Марат строго, а Наперченов насмешливо посмотрели на меня.
– Потому что наше движение молодое, – лукаво улыбнулся Наперченов, – две трети его сторонников – люди от двадцати до сорока. И потом, молодость – это всегда будущее, а так как мы будущее нашего города связываем с движением «Родина – это мы», то выходит, что название «Молодой Тарасов» как нельзя лучше отражает смелые, так сказать, устремления нашей партии расчистить это самое будущее от завалов прошлого и построить не тот иллюзорный коммунизм, который наши отцы строили, строили, да так и не построили, – пригладил он свои зачесанные назад жирные русые с рыжеватым оттенком волосы, – а просто обеспечить людям хорошую сытую жизнь в условиях демократического режима по типу, например, шведского. И партия наша социал-демократическая. А кому-то это очень не нравится, я даже скажу вам, кому, – нынешней нашей власти и Наганову.
– Оголтелый тип, – подтвердила я, – и, что самое главное, если, не дай бог, к власти придет, опять в этой стране начнется поножовщина, перераспределение собственности, экспроприация, национализация – пошло-поехало…

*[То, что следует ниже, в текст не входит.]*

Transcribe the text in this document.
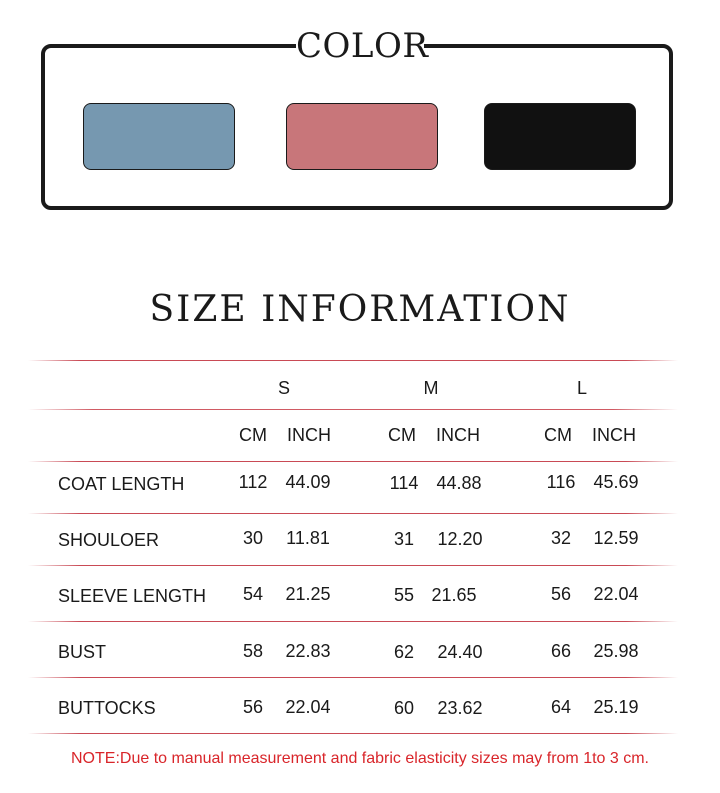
COLOR
SIZE INFORMATION
S	M	L
CM INCH	CM INCH	CM INCH
COAT LENGTH	112 44.09	114 44.88	116 45.69
SHOULOER	30 11.81	31 12.20	32 12.59
SLEEVE LENGTH 54 21.25	55 21.65	56 22.04
BUST	58 22.83	62 24.40	66 25.98
BUTTOCKS	56 22.04	60 23.62	64 25.19
NOTE:Due to manual measurement and fabric elasticity sizes may from 1to 3 cm.
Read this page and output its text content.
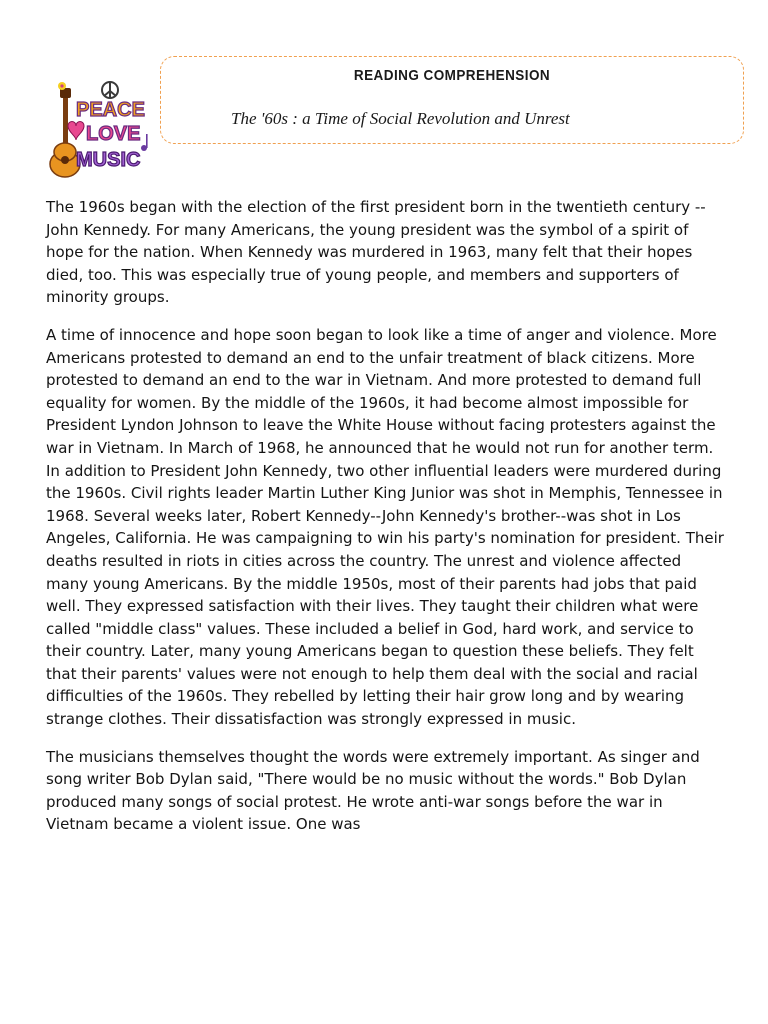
READING COMPREHENSION
The '60s : a Time of Social Revolution and Unrest
PEACE
LOVE
MUSIC

The 1960s began with the election of the first president born in the twentieth century -- John Kennedy. For many Americans, the young president was the symbol of a spirit of hope for the nation. When Kennedy was murdered in 1963, many felt that their hopes died, too. This was especially true of young people, and members and supporters of minority groups.

A time of innocence and hope soon began to look like a time of anger and violence. More Americans protested to demand an end to the unfair treatment of black citizens. More protested to demand an end to the war in Vietnam. And more protested to demand full equality for women. By the middle of the 1960s, it had become almost impossible for President Lyndon Johnson to leave the White House without facing protesters against the war in Vietnam. In March of 1968, he announced that he would not run for another term. In addition to President John Kennedy, two other influential leaders were murdered during the 1960s. Civil rights leader Martin Luther King Junior was shot in Memphis, Tennessee in 1968. Several weeks later, Robert Kennedy--John Kennedy's brother--was shot in Los Angeles, California. He was campaigning to win his party's nomination for president. Their deaths resulted in riots in cities across the country. The unrest and violence affected many young Americans. By the middle 1950s, most of their parents had jobs that paid well. They expressed satisfaction with their lives. They taught their children what were called "middle class" values. These included a belief in God, hard work, and service to their country. Later, many young Americans began to question these beliefs. They felt that their parents' values were not enough to help them deal with the social and racial difficulties of the 1960s. They rebelled by letting their hair grow long and by wearing strange clothes. Their dissatisfaction was strongly expressed in music.

The musicians themselves thought the words were extremely important. As singer and song writer Bob Dylan said, "There would be no music without the words." Bob Dylan produced many songs of social protest. He wrote anti-war songs before the war in Vietnam became a violent issue. One was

– Вот и я про то же, – Наперченов как страус вжал голову в плечи, а потом стремительно вытянул шею и выставил вперед свой квадратный подбородок, ослабляя одновременно рукой тугой узел светлого галстука, – поэтому мы и должны сплотить ряды, помешать этому ленинцу недобитому взять над нами верх. Вот и приходится нам иногда лукавить, строить работу свою таким образом, чтобы, например, в тех социальных слоях, где Чужкова любят, только о нем и говорить, а вот где народ уважительно к другому нашему российскому лидеру Ирмякову относится, вещать лишь о нем. Стратегия и тактика, ха-ха, – с глухим скрипом закоренелого курильщика рассмеялся Наперченов.
– Так вы считаете, что исчезновение Петрова Александра Петровича – результат происков со стороны нагановцев или нынешней администрации? – развернула я разговор лицом к интересующей меня теме.
– Ничего я не считаю, – довольно резко произнес Наперченов, – но предположить могу, что Александр Петрович пал от руки коммунистов или других наших политических конкурентов и соперников. Кто еще, по-вашему, может быть в этом заинтересован? – Он сурово насупил брови.
– А не может это быть личной историей? – осмелилась спросить я.
– Что-о?! – одновременно негодующе, насмешливо и пренебрежительно воскликнул Наперченов. – Вы имеете в виду семью Александра Петровича?!
– Семью, друзей, знакомых, приятельниц, – невозмутимо сказала я.
– Да вы отдаете себе отчет в том, что говорите? Если вы явились сюда, чтобы поливать грязью Ольгу Юрьевну, то… – задохнулся от сильного эмоционального шока Наперченов.
– Все журналисты одинаковы, им палец в рот не клади, – вмешался в разговор молчавший доселе лысоватый дядя в годах. Все это время он не отрывал глаз от газеты. Его круглое, как луна, гладкое, как у евнуха, лицо и высокий, как бы хихикающий голос оставляли тяжелое впечатление природной дефективности.
– А вот с вами мы так и не познакомились, – с язвительной иронией обратилась я к этому партийному кастрату. – Как вас зовут?
– Вадим Михайлович Чижиков, – кокетливо улыбнулся мне толстяк, напоминающий педераста на пенсии.